Did he ever do that? Nope.
This is a governor who was notoriously hands off when it came to the legislature. We’d all heard the anecdotes told by members of the House and Senate off-the-record, but there was no dearth of on-the-record statements, either. Senate Majority Leader Kirk Cox told the Post that McAuliffe was rarely seen during session, and when key bills come up, the McAuliffe Administration was silent. This was the same governor who blew up the traditional process for nominating Supreme Court judges in Virginia because he didn’t have the courtesy to pick up the phone and call Speaker Howell or Majority Leader Norment before he made an announcement. The same Governor who spent every ounce of his political capital tilting at the windmill of Medicaid expansion in Virginia – which, given the intent of the current White House and Congress to cut off the money for the expansion, would have blown a massive hole in Virginia’s budget. And even though McAuliffe was successful in delivering Virginia for Hillary Clinton, that victory soon turned to ashes in his mouth as Clinton lost the electoral college in three states she thought were a slam dunk. If Clinton has been elected President, McAuliffe could have taken a cabinet appointment and left with his reputation largely intact. But without that win, what can he really say he accomplished? Taking credit for jobs numbers he had nothing to do with?
This is a Governor with zero accomplishments, zero legislative victories, and a string of electoral defeats that have followed him throughout his time in the Governor’s Mansion. Medicaid wasn’t expanded in Virginia. Hillary Clinton isn’t President. Judge Marum Roush is back in private practice. The General Assembly is more Republican now than when he took office. And the GOP is poised to sweep all three statewide offices this year, following their victories in 2016 which gave Republicans control of the White House and Congress, along with the assurance of a conservative-leaning Supreme Court. Governor McAuliffe will be remembered, if he’s remembered at all, as “Governor No.” 95 vetoes is the equivalent of 20-134, the 1899 Cleveland Spiders’ dubious record for the worst season in baseball history.

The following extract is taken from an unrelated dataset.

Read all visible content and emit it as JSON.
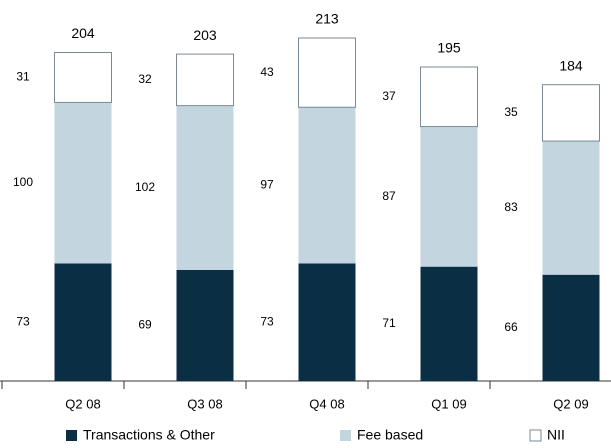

No matter how well you spin it, 95 vetoes is not a victory. It’s evidence of a failed Governor who was singularly unable to live up to the promises he made when he ran, and who didn’t particularly care. When Governor McAuliffe leaves office next January, he will have walked away without a single signature achievement. This was, at best, a wasted four years for the Democratic party and at worst a brutal demonstration of what can happen when you put somebody with no experience into the biggest job in Virginia and expect them to succeed.